Однако перед глазами у Клаудии по-прежнему стояла та картинка. Ничего не сказав Бобби, она обратилась к соседям, жившим через два дома, и попросила позвонить в полицию. Те сказали ей то же самое: «Не заморачивайся. Не твое это дело». Но когда Клаудия описала им жертву, соседка, волнуясь за пропавшую дочь, подходившую под это описание, все-таки пустила ее к телефону.
Приехали полицейские, однако соседи наотрез отказались открывать им дверь. Клаудии пришлось говорить с ними на улице.
Те ничего не нашли: ни тела, ни следов крови.
Все решили, что Клаудия бредит: мол, ей просто привиделось.
Бобби спросил, зачем она вообще принялась трепать языком.
– Ты, чертова самаритянка, когда-нибудь влипнешь по уши!
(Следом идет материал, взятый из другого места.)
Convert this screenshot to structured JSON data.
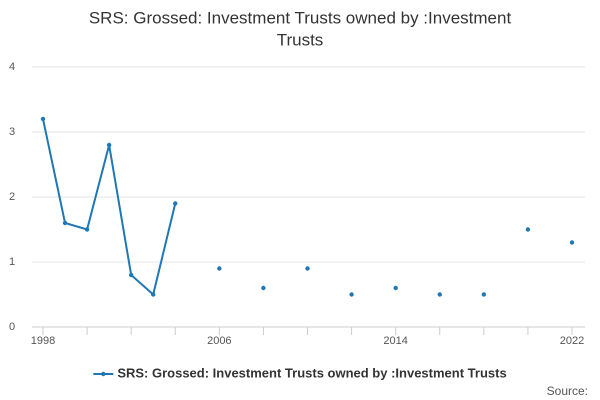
{
  "chart_data": {
    "type": "line",
    "title": [
      "SRS: Grossed: Investment Trusts owned by :Investment",
      "Trusts"
    ],
    "x": [
      1998,
      1999,
      2000,
      2001,
      2002,
      2003,
      2004,
      2005,
      2006,
      2007,
      2008,
      2009,
      2010,
      2011,
      2012,
      2013,
      2014,
      2015,
      2016,
      2017,
      2018,
      2019,
      2020,
      2021,
      2022
    ],
    "series": [
      {
        "name": "SRS: Grossed: Investment Trusts owned by :Investment Trusts",
        "color": "#1f77b4",
        "values": [
          3.2,
          1.6,
          1.5,
          2.8,
          0.8,
          0.5,
          1.9,
          null,
          0.9,
          null,
          0.6,
          null,
          0.9,
          null,
          0.5,
          null,
          0.6,
          null,
          0.5,
          null,
          0.5,
          null,
          1.5,
          null,
          1.3
        ]
      }
    ],
    "xlim": [
      1998,
      2022
    ],
    "xticks": [
      1998,
      2006,
      2014,
      2022
    ],
    "xminor_ticks": [
      2000,
      2002,
      2004,
      2008,
      2010,
      2012,
      2016,
      2018,
      2020
    ],
    "ylim": [
      0,
      4
    ],
    "yticks": [
      0,
      1,
      2,
      3,
      4
    ],
    "grid": true,
    "source": "Source:"
  }
}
Будешь болтать – кончишь как Вики Хэнкок.
Это так поразило Клаудию, что в последующие несколько дней у нее охрипло горло, и она потеряла голос. Она не могла ни есть, ни спать, поэтому через три дня после «поножовщины» попала в отделение неотложной помощи больницы университета штата Огайо, откуда была госпитализирована в Апхэм-холл.
Говорить Клаудия не могла, поэтому написала записку: «Я потеряла голос после того, как стала свидетелем убийства».
Медицинское заключение доктора Стинсона от двадцать шестого августа семьдесят седьмого года подтверждает рассказ Клаудии.